LeBoeuf sabía que se avecinaba una bola curva en ese último turno al bate, pero aún así sólo logró un «56 salto por el medio».

«Básicamente fue supervivencia», recordó LeBoeuf sobre él y sus compañeros de equipo tratando de hacer contacto esa noche.

Después de su hit, Taylor le dio a LeBoeuf un billete de 20 dólares y le dijo que acababa de romper un no-no contra un lanzador que algún día ganaría el Cy Young. Doc, por supuesto, ganaría el Cy Young de la Liga Nacional dos años después, en 1985.

«Lo único que me llamó la atención con Doc fue que cuando un tipo lanza una bola rápida, puedes escucharla venir y dice, «phhhht», dijo LeBeouf. «Pero cuando lanzó una bola de ruptura, se podía oír cómo giraba. Nunca había oído eso antes».
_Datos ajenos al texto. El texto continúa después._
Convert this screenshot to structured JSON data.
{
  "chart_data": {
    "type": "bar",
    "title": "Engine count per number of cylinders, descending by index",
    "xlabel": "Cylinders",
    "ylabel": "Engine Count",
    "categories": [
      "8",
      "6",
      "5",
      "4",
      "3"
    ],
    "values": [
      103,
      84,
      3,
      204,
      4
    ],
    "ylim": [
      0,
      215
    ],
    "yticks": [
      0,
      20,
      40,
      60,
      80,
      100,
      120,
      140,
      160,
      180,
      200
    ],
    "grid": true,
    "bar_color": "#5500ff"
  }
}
Gooden continuó desconcertando a los bateadores hasta la última parte del verano, acumulando ponches de dos dígitos en cada juego. LeBeouf dijo que ponchó a 17 en un segundo enfrentamiento contra Peninsula. Mató a 10 más en Alexandria. Los jardineros de los Mets de Lynchburg incluso hablaban de no necesitan sus guantes en diferentes momentos de la temporada.
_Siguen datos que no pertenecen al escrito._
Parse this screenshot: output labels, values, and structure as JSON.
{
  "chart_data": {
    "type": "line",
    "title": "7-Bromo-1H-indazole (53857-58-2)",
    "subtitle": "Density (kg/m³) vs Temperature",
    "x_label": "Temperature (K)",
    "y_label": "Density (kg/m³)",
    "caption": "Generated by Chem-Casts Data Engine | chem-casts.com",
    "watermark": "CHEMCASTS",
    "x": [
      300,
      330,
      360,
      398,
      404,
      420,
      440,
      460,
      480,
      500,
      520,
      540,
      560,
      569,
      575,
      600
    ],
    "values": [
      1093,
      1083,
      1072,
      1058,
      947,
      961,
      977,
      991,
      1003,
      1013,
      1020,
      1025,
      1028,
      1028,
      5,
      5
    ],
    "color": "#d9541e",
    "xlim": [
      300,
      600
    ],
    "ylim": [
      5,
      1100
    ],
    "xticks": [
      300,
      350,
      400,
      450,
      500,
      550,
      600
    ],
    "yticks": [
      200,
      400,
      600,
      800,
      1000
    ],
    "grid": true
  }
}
«Su bola rápida fue de lejos la mejor de la liga», recordó Olson. «Él podía mandar [his breaking ball] y lanzarla en diferentes cargos, mientras que otros lanzadores simplemente lanzaban su bola rápida.

Como receptor, Olson también podía medir las reacciones de los bateadores contrarios que entraban al área contra el fenómeno adolescente.
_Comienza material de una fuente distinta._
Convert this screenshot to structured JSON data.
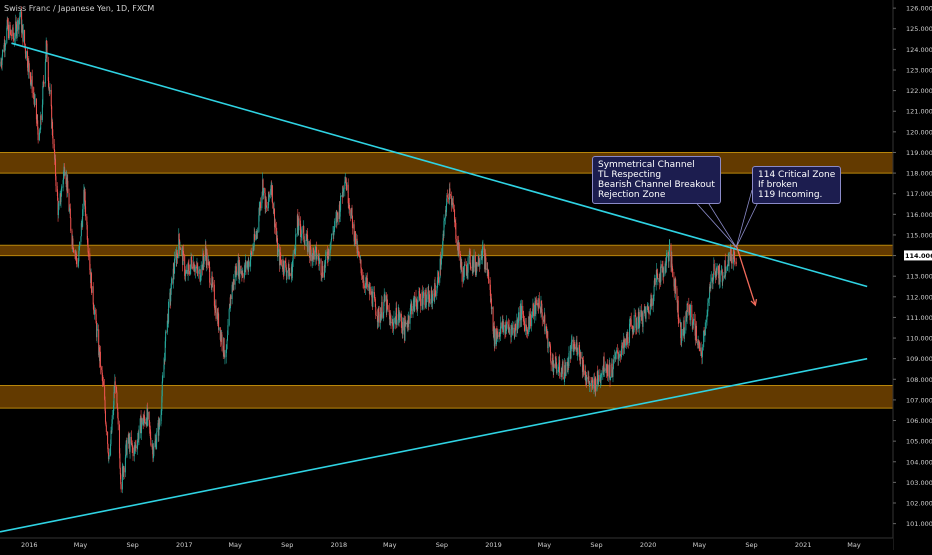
{
  "chart_data": {
    "type": "candlestick",
    "title": "Swiss Franc / Japanese Yen, 1D, FXCM",
    "y_ticks": [
      "101.000",
      "102.000",
      "103.000",
      "104.000",
      "105.000",
      "106.000",
      "107.000",
      "108.000",
      "109.000",
      "110.000",
      "111.000",
      "112.000",
      "113.000",
      "114.000",
      "115.000",
      "116.000",
      "117.000",
      "118.000",
      "119.000",
      "120.000",
      "121.000",
      "122.000",
      "123.000",
      "124.000",
      "125.000",
      "126.000"
    ],
    "ylim": [
      100.4,
      126.2
    ],
    "x_ticks": [
      "2016",
      "May",
      "Sep",
      "2017",
      "May",
      "Sep",
      "2018",
      "May",
      "Sep",
      "2019",
      "May",
      "Sep",
      "2020",
      "May",
      "Sep",
      "2021",
      "May"
    ],
    "xlim": [
      "2015-10-24",
      "2021-08-01"
    ],
    "current_price": "114.006",
    "zones": [
      {
        "name": "upper-zone",
        "from": 118.0,
        "to": 119.0
      },
      {
        "name": "middle-zone",
        "from": 114.0,
        "to": 114.5
      },
      {
        "name": "lower-zone",
        "from": 106.6,
        "to": 107.7
      }
    ],
    "trendlines": [
      {
        "name": "upper-trendline",
        "from": [
          "2015-11-20",
          124.3
        ],
        "to": [
          "2021-06-01",
          112.5
        ]
      },
      {
        "name": "lower-trendline",
        "from": [
          "2015-10-24",
          100.6
        ],
        "to": [
          "2021-06-01",
          109.0
        ]
      }
    ],
    "projection": {
      "from": [
        "2020-07-27",
        114.5
      ],
      "to": [
        "2020-09-10",
        111.6
      ]
    },
    "annotations": [
      {
        "name": "channel-note",
        "lines": [
          "Symmetrical Channel",
          "TL Respecting",
          "Bearish Channel Breakout",
          "Rejection Zone"
        ]
      },
      {
        "name": "critical-zone-note",
        "lines": [
          "114 Critical Zone",
          "If broken",
          "119 Incoming."
        ]
      }
    ],
    "price_path": [
      [
        "2015-10-24",
        123.2
      ],
      [
        "2015-11-10",
        125.0
      ],
      [
        "2015-11-25",
        124.6
      ],
      [
        "2015-12-10",
        125.6
      ],
      [
        "2015-12-25",
        123.8
      ],
      [
        "2016-01-10",
        122.0
      ],
      [
        "2016-01-25",
        119.5
      ],
      [
        "2016-02-10",
        124.2
      ],
      [
        "2016-02-25",
        120.0
      ],
      [
        "2016-03-10",
        116.0
      ],
      [
        "2016-03-25",
        118.5
      ],
      [
        "2016-04-10",
        115.0
      ],
      [
        "2016-04-25",
        113.5
      ],
      [
        "2016-05-10",
        117.0
      ],
      [
        "2016-05-25",
        113.0
      ],
      [
        "2016-06-10",
        110.0
      ],
      [
        "2016-06-24",
        107.5
      ],
      [
        "2016-07-08",
        104.0
      ],
      [
        "2016-07-22",
        108.0
      ],
      [
        "2016-08-05",
        103.0
      ],
      [
        "2016-08-20",
        105.0
      ],
      [
        "2016-09-05",
        104.5
      ],
      [
        "2016-09-20",
        105.8
      ],
      [
        "2016-10-05",
        106.2
      ],
      [
        "2016-10-20",
        104.5
      ],
      [
        "2016-11-05",
        106.0
      ],
      [
        "2016-11-20",
        110.5
      ],
      [
        "2016-12-05",
        113.0
      ],
      [
        "2016-12-20",
        114.8
      ],
      [
        "2017-01-05",
        113.0
      ],
      [
        "2017-01-20",
        113.8
      ],
      [
        "2017-02-05",
        113.0
      ],
      [
        "2017-02-20",
        114.2
      ],
      [
        "2017-03-05",
        112.8
      ],
      [
        "2017-03-20",
        111.0
      ],
      [
        "2017-04-10",
        109.0
      ],
      [
        "2017-04-20",
        112.0
      ],
      [
        "2017-05-05",
        113.5
      ],
      [
        "2017-05-20",
        113.2
      ],
      [
        "2017-06-05",
        113.8
      ],
      [
        "2017-06-20",
        115.0
      ],
      [
        "2017-07-05",
        117.5
      ],
      [
        "2017-07-15",
        116.0
      ],
      [
        "2017-07-25",
        117.6
      ],
      [
        "2017-08-10",
        114.0
      ],
      [
        "2017-08-25",
        113.5
      ],
      [
        "2017-09-10",
        113.0
      ],
      [
        "2017-09-25",
        115.5
      ],
      [
        "2017-10-10",
        115.0
      ],
      [
        "2017-10-25",
        114.2
      ],
      [
        "2017-11-10",
        114.0
      ],
      [
        "2017-11-25",
        113.2
      ],
      [
        "2017-12-10",
        114.5
      ],
      [
        "2017-12-25",
        115.6
      ],
      [
        "2018-01-05",
        116.5
      ],
      [
        "2018-01-15",
        118.0
      ],
      [
        "2018-01-30",
        116.0
      ],
      [
        "2018-02-15",
        114.0
      ],
      [
        "2018-03-01",
        112.8
      ],
      [
        "2018-03-20",
        112.0
      ],
      [
        "2018-04-05",
        111.0
      ],
      [
        "2018-04-20",
        111.8
      ],
      [
        "2018-05-05",
        110.6
      ],
      [
        "2018-05-20",
        111.2
      ],
      [
        "2018-06-05",
        110.3
      ],
      [
        "2018-06-20",
        111.5
      ],
      [
        "2018-07-05",
        111.8
      ],
      [
        "2018-07-20",
        112.0
      ],
      [
        "2018-08-05",
        111.8
      ],
      [
        "2018-08-20",
        112.5
      ],
      [
        "2018-09-01",
        114.0
      ],
      [
        "2018-09-10",
        116.3
      ],
      [
        "2018-09-20",
        117.3
      ],
      [
        "2018-10-05",
        115.0
      ],
      [
        "2018-10-20",
        113.0
      ],
      [
        "2018-11-05",
        113.8
      ],
      [
        "2018-11-20",
        113.5
      ],
      [
        "2018-12-05",
        114.3
      ],
      [
        "2018-12-20",
        113.0
      ],
      [
        "2019-01-03",
        110.0
      ],
      [
        "2019-01-20",
        110.5
      ],
      [
        "2019-02-05",
        110.5
      ],
      [
        "2019-02-20",
        110.4
      ],
      [
        "2019-03-05",
        111.3
      ],
      [
        "2019-03-20",
        110.5
      ],
      [
        "2019-04-05",
        111.3
      ],
      [
        "2019-04-20",
        111.8
      ],
      [
        "2019-05-05",
        110.3
      ],
      [
        "2019-05-20",
        108.8
      ],
      [
        "2019-06-05",
        108.5
      ],
      [
        "2019-06-20",
        108.4
      ],
      [
        "2019-07-05",
        109.5
      ],
      [
        "2019-07-20",
        109.6
      ],
      [
        "2019-08-05",
        108.3
      ],
      [
        "2019-08-20",
        107.6
      ],
      [
        "2019-09-05",
        108.0
      ],
      [
        "2019-09-20",
        108.8
      ],
      [
        "2019-10-05",
        108.3
      ],
      [
        "2019-10-20",
        109.2
      ],
      [
        "2019-11-05",
        109.5
      ],
      [
        "2019-11-20",
        110.5
      ],
      [
        "2019-12-05",
        110.8
      ],
      [
        "2019-12-20",
        111.0
      ],
      [
        "2020-01-05",
        111.5
      ],
      [
        "2020-01-20",
        113.0
      ],
      [
        "2020-02-05",
        113.2
      ],
      [
        "2020-02-20",
        114.2
      ],
      [
        "2020-03-05",
        112.5
      ],
      [
        "2020-03-20",
        110.0
      ],
      [
        "2020-04-05",
        111.5
      ],
      [
        "2020-04-20",
        110.5
      ],
      [
        "2020-05-05",
        109.0
      ],
      [
        "2020-05-20",
        111.5
      ],
      [
        "2020-06-05",
        113.5
      ],
      [
        "2020-06-20",
        112.8
      ],
      [
        "2020-07-05",
        113.8
      ],
      [
        "2020-07-20",
        114.0
      ],
      [
        "2020-07-27",
        114.0
      ]
    ]
  }
}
«Los jugadores rivales simplemente no ven eso a ese nivel», dijo Olson. «Aquí está este tipo alto, larguirucho y de brazos largos, lanzándote pastillas absolutas. Había tipos que se acercaban y decían: ‘No he conseguido un hit contra este tipo en todo el año’ o ‘No sé cómo batearle’. este tipo’ o ‘Voy a tocar’. Creo que esa es la frase que más escuché: ‘También podría tocar'».

En lo que terminaría siendo su última apertura para Lynchburg el 1 de septiembre contra Hagerstown, Doc anotó 14 para llegar a 300, un récord de la Liga de Carolina que aún se mantiene hoy. Inmediatamente después del juego, fue llamado a Triple-A Tidewater para la postemporada. Lanzó dos juegos, incluido el victoria decisiva para darle a las Tides el título de la Liga Internacional. Gerente de mareas Davey Johnson le llamó «El mejor prospecto de lanzador que he visto en mi vida».

Gooden, todavía adolescente, estuvo en la rotación titular de los Mets en 1984 y el resto es historia. Estaba en la cima del mundo del béisbol en el mercado más grande de este deporte. Todo culminó en 1986, cuando ayudó a llevar a casa una Serie Mundial en Queens con un récord dominante de 17-6, efectividad de 2.84 y 200 ponches.

Diecisiete jugadores de ese equipo de Lynchburg del 83 eventualmente aparecerían en las Grandes Ligas, siendo Gooden el más talentoso. Sus 300 K son segundos detrás del récord de ligas menores de Nolan Ryan de 307 en 1966 (Ryan lanzó 11 entradas más, para dos equipos de la organización de los Mets, que Doc). Estuvo a una victoria de lo que hubiera sido un récord de la Liga de Carolina de 16 victorias consecutivas. Fue nombrado Jugador del Año de Ligas Menores, algo poco común para alguien que pasó la mayor parte de la temporada en la Clase A. Pero siendo un ultra competidor en el montículo, incluso después de todo ese éxito, había una cosa que parecía seguir molestando a Doc. años después de aquella mágica campaña del 83: el juego sin hits perdido.

«De hecho, se lo mencioné más tarde», se rió LeBeouf. «Le dije: ‘Sí, fui yo quien te aplastó el hit para romper tu juego sin hits’. Él dijo: ‘No, no lo hiciste, era un 80-hopper por el medio’. Es sorprendente cómo no olvidan ese tipo de cosas».